| What's not clear to me is if DeepSeek and other Chinese models are... a) censored at output by a separate process b) explicitly trained to not output "sensitive" content c) implicitly trained to not output "sensitive" content by the fact that it uses censored content, and/or content that references censoring in training, or selectively chooses training content I would assume most models are a combination. As others have pointed out, it seems you get different results with local models implying that (a) is a factor for hosted models. The thing is, censoring by hosts is always going to be a thing. OpenAI already do this, because someone lodges a legal complaint, and they decide the easiest thing to do is just censor output, and honestly I don't have a problem with it, especially when the model is open (source/weight) and users can run it themselves. More interesting I think is whether trained censoring is implicit or explicit. I'd bet there's a lot more uncensored training material in some languages than in others. It might be quite hard to not implicitly train a model to censor itself. Maybe that's not even a problem, humans already censor themselves in that we decide not to say things that we think could be upsetting or cause problems in some circumstances. |
In an earlier HN comment, I noted that DeepSeek v3 doesn't censor a response to "what happened at Tiananmen square?" when running on a US-hosted server (Fireworks.ai). It is definitely censored on DeepSeek.com, suggesting that there is a separate process doing the censoring for v3.

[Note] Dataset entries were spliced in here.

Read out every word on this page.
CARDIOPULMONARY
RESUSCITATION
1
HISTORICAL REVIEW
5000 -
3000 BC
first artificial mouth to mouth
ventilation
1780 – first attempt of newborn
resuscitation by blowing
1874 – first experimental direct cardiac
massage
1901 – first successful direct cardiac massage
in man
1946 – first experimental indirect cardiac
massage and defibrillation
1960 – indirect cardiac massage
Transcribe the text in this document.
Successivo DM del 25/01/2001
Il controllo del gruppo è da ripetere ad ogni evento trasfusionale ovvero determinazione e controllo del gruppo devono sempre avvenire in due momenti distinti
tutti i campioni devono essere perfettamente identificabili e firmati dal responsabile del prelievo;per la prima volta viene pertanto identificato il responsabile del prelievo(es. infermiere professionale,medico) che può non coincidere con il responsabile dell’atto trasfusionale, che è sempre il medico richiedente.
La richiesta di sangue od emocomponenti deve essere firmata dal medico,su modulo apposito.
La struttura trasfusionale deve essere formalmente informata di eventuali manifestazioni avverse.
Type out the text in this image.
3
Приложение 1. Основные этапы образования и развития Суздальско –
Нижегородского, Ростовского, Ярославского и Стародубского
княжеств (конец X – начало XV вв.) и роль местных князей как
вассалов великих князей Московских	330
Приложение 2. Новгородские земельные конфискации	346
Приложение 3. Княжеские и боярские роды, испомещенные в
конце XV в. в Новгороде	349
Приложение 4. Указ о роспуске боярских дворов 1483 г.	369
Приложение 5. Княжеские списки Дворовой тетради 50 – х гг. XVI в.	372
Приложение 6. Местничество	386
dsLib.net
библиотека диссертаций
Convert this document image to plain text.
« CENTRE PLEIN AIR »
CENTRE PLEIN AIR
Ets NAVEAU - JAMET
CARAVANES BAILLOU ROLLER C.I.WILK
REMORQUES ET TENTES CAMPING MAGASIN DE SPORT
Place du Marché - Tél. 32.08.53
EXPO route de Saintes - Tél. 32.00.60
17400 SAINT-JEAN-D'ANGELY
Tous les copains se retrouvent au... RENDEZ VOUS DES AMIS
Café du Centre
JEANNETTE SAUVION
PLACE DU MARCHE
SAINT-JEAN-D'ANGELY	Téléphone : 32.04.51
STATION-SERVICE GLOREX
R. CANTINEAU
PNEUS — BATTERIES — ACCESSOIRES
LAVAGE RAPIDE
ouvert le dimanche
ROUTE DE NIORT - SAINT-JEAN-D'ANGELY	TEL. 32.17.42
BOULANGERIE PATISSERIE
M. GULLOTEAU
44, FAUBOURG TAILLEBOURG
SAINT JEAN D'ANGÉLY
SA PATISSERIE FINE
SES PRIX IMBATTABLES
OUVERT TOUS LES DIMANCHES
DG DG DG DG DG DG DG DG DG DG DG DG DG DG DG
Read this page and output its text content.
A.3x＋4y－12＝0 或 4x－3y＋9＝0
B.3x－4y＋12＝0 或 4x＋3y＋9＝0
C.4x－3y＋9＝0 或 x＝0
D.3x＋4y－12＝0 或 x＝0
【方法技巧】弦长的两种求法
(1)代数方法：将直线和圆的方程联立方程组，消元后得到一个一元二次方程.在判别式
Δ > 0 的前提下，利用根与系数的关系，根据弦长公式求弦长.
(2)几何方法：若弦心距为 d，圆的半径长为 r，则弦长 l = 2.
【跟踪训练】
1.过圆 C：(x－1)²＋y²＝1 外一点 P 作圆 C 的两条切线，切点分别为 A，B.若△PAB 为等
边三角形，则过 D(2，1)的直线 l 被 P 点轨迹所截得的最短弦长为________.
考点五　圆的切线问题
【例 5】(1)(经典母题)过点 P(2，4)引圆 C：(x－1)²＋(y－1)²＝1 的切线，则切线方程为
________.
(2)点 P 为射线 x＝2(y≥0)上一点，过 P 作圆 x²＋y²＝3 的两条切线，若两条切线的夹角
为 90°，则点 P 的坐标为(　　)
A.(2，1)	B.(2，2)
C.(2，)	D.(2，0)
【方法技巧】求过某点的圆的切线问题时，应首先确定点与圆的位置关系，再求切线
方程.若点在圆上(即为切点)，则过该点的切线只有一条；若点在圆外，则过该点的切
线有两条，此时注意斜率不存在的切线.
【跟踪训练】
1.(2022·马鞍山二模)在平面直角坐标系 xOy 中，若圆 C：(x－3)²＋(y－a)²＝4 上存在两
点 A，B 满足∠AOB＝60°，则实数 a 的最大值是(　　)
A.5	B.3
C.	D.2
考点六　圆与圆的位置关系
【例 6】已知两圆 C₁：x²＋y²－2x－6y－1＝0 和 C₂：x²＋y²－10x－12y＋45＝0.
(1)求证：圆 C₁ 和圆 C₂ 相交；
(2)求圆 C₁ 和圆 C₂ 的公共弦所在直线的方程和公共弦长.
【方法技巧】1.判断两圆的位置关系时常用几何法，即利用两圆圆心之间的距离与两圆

DeepSeek R1 seems to be censored even when running on a US-hosted server. A reply to my earlier comment pointed that out and I confirmed that the response to the question "what happened at Tiananmen square?" is censored on R1 even on Fireworks.ai. It is naturally also censored on DeepSeek.com. So this suggests that R1 self-censors, because I doubt that Fireworks would be running a separate censorship process for one model and not the other.
Qwen is another prominent Chinese research group (owned by Alibaba). Their models appear to have varying levels of censoring even when hosted on other hardware. Their Qwen Coder 32B model and Qwen 2.5 7B models don't appear to have censoring built-in and will respond to a question about Tinamen. Their Qwen QwQ 32B (their reasoning/chain of thought model) and Qwen 2.5 72B will either refuse to answer or will avoid the question, suggesting that the bigger models have room for the censoring to be built in. Or maybe the CCP doesn't mandate censoring on task-specific (coding-related) or low-power (7B weights) models.